Some recent links of note:
- Earn less money so you owe less taxes and fund less of the government’s bad deeds, or earn more money so you can donate more to good causes and offset the damage done by your taxes? Such a decision becomes even more complex when your finances are entwined with those of a partner. Lindsey Britt thinks over her options at NWTRCC’s blog.
- The Congressional Budget Office recently released its projections for what the U.S. federal government budget is likely to look like in the future based on current law and economic conditions. It is an eye-opener. Last year when they issued their report, they thought the U.S. government debt would be about 79½% of the nation’s gross domestic product, a number that raised eyebrows at the time. But that was before the coronavirus. Now they say the number will be upwards of 98% — a level the country has not seen since the all-out mobilization for World War Ⅱ. And it just keeps climbing from there. By 2050 it is projected to nearly double to 195%. This is because government spending as a percentage of GDP is expected to rise, from “rising interest costs and the costs associated with an aging population and excess health-care cost growth”. The federal budget deficit this year is projected to be $3.3 trillion, which is just freaking unprecedented. “It is hard to overestimate what a dismal fiscal future the Congressional Budget Office foresees.”
- The human battle against traffic ticket robots continues, with the robots taking casualties in Belgium and France; France and Italy; and Canada and France in recent weeks.

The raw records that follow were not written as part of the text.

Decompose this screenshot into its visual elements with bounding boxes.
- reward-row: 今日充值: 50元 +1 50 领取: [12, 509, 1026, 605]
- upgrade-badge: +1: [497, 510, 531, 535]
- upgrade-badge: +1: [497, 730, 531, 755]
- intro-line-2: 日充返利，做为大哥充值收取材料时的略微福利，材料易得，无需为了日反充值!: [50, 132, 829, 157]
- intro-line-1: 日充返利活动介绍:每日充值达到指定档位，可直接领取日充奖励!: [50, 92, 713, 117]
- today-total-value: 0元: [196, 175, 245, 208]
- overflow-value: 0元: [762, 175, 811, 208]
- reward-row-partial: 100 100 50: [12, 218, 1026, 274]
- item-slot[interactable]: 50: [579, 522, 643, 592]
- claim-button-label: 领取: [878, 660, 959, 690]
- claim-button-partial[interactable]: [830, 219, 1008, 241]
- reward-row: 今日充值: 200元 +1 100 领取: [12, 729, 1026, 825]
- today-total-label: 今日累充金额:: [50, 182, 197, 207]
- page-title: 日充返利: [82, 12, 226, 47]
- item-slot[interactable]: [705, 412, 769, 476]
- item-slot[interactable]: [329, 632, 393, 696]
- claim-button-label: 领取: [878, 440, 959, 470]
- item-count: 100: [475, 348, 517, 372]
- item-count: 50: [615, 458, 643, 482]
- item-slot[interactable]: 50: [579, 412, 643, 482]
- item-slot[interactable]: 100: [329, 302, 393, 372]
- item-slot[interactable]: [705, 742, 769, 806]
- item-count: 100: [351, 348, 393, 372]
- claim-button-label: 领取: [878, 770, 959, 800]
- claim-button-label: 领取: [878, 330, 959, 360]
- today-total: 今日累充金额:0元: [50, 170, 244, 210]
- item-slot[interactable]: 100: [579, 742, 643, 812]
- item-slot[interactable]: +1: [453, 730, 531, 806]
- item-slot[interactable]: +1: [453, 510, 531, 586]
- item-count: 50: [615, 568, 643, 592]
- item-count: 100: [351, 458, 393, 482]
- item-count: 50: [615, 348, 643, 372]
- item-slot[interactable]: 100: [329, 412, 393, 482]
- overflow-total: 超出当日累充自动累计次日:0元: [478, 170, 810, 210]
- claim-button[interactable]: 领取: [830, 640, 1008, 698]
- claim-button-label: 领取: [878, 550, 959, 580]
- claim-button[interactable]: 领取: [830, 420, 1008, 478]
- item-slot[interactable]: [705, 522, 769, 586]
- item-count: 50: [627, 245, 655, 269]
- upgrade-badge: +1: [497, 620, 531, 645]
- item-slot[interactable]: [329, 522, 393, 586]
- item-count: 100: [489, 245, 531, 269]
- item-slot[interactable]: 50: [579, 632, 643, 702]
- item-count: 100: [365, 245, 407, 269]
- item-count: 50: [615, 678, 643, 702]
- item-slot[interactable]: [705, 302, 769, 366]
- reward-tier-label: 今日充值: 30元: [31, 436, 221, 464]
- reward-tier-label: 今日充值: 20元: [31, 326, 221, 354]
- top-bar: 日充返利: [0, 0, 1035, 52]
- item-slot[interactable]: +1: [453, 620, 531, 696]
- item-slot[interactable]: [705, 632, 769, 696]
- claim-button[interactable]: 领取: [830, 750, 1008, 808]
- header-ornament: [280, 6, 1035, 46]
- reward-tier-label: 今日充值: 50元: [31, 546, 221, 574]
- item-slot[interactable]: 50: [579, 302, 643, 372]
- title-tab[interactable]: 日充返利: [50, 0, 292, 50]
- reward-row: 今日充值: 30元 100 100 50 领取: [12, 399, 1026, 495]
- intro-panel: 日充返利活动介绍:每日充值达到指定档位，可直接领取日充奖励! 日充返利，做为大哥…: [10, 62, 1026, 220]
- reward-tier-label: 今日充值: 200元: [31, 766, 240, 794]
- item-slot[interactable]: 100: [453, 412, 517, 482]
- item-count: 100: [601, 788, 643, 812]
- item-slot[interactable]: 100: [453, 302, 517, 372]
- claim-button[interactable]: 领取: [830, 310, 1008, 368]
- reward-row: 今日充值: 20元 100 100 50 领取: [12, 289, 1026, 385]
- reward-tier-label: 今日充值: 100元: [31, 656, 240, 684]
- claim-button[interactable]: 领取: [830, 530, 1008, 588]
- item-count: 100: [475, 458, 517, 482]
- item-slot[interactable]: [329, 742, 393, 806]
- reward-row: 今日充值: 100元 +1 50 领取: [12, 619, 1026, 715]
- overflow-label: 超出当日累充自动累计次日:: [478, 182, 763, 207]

- Businesses in Galkayo, Somalia have launched a hartal to protest tax increases.
- Panorama recently interviewed Venetian separatist Federica Piran. Veneto voters elected to seek greater autonomy from Italy in a 2017 referendum. But that has not translated into much real change. Piran thinks a tax strike is all that is needed to make independence a reality, but doubts the Venetians have the will to pull it off.
- Catalan separatists, on the other hand, seem to be turning up the heat. They have identified a set of basic infrastructure companies that are in favor of Catalan secession and that are working to disentangle their Catalan operations from the Spanish state: companies in the telecom, energy, petrol, insurance, and banking sectors for example. They are encouraging people in Catalonia to shift their consumption to those companies, and also to pay their federal taxes through the Catalan tax agency, as a way of easing the eventual transition to independence.